Joyce Moreno lançou um novo disco no Brasil. Chama-se Rio e teve sua divulgação associada aos 450 anos do Rio de Janeiro, comemorados em março. Tudo a ver com o repertório gravado pela cantora – apenas com seu violão e sua voz irretocável.
Inspirada por uma apresentação na praia de Ipanema, a convite da prefeitura carioca, em 2010, ela reuniu canções cariocas, tanto de compositores nascidos por lá, como Tom Jobim, Paulinho da Viola, Zé Keti e Noel Rosa, quanto de artistas que incorporaram o samba – “espinha dorsal da cultura da cidade” –, como Caetano Veloso, Billy Branco e Adoniran Barbosa.
O álbum, no entanto, foi gravado há quatro anos e lançado originalmente no Japão e na Europa. Só agora chega ao Brasil, via Biscoito Fino.
O ciclo tem a ver com direitos de selos estrangeiros sobre a produção, conforme ela explica. Mas começa com a dificuldade de artistas da chamada MPB para encontrar espaços no Brasil. Esta tradição de canção, sofisticada, ligada às “raízes” e que legou medalhões para a cultura nacional, viu seu alcance muito reduzido. E até corre o risco de sumir do mapa, de acordo com a cantora.
Joyce, que deve tentar viabilizar uma turnê brasileira para o novo trabalho, falou sobre este cenário em entrevista à Gazeta do Povo, no início de abril.
CD
Joyce Moreno. Biscoito Fino. R$ 24,90. MPB.

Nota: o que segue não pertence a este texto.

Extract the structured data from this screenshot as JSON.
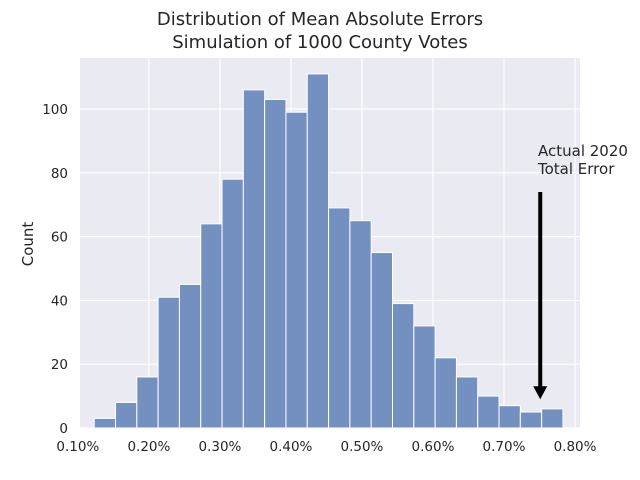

Você não está sozinha entre os artistas da chamada MPB que conseguem viabilizar mais facilmente seus trabalhos no exterior do que no próprio Brasil. Como isso acontece?
Tem muita gente na mesma situação – pessoas com a mesma concepção musical. Não há espaço na indústria. O que acontece é que, hoje em dia, existe toda uma geração de brasileiros que não faz a menor ideia de que essa música existe. Já vi gente perguntando seriamente quem é Chico Buarque. Chico, que é respeitado e conhecido no Brasil inteiro. Uma pessoa jovem provavelmente conhece, mas não está ligando o nome à pessoa. Isso é uma falha nossa, aqui do país, muito grande com relação à cultura. É um descaso absoluto com o maior patrimônio cultural que o Brasil tem – a música brasileira. O único patrimônio que não depende do Estado, que sobrevive no exterior sem ajuda nenhuma. A ponto de, em qualquer lugar do mundo para onde você vai, vê um músico local tocando Tom Jobim. No entanto, o povo brasileiro nem sabe que existe este tesouro, que pertence a ele. O acesso deles a isso está sendo retirado.
Hoje em dia, existe toda uma geração de brasileiros que não faz a menor ideia de que essa música existe.Já vi gente perguntando seriamente quem é Chico Buarque.
Então a MPB vive um paradoxo neste sentido – tem respaldo da crítica, mas pouco espaço na indústria, de modo geral?
Sim, e acho que isso inclusive é uma coisa profundamente antidemocrática. É negar o acesso ao conhecimento da própria cultura para um povo. Isso é um negocio que fico indignada. Não estou falando nem de mim, mas destes compositores que construíram. Noel, Ary Barroso, depois passa para a geração seguinte. Caymmi. Elis. As pessoas não conhecem. Talvez pensem que é folclore. Mas não tem conhecimento desta obra, desta árvore que existe. Que, no exterior, tudo que é músico conhece. E onde esta música tem público. Tenho feito programas educativos aqui no Rio de Janeiro. Passamos as nas escolas explicando quem são os compositores, mostrando canções. É um trabalho de formiguinha. Se eu conseguir que, algum dia, meia-dúzia das crianças que assistiram se interessarem e quiserem tocar, pesquisar mais esta música, já terá valido o projeto. Mas é uma coisa pequena que fazemos. É muito pequeno. O Brasil inteiro precisa ter acesso.
Que futuro você vê para este cenário?
Acho que há o risco de a música brasileira não existir mais dentro do caldeirão da cultura do país. Sendo que é o ingrediente mais importante. O grande cartão de visitas do Brasil é a música. E acho que a gente corre seriamente este risco. Acho que leva uns bons 20 anos para reconstruir os laços das pessoas com essa cultura. Que elas precisam conhecer, precisam saber que existe.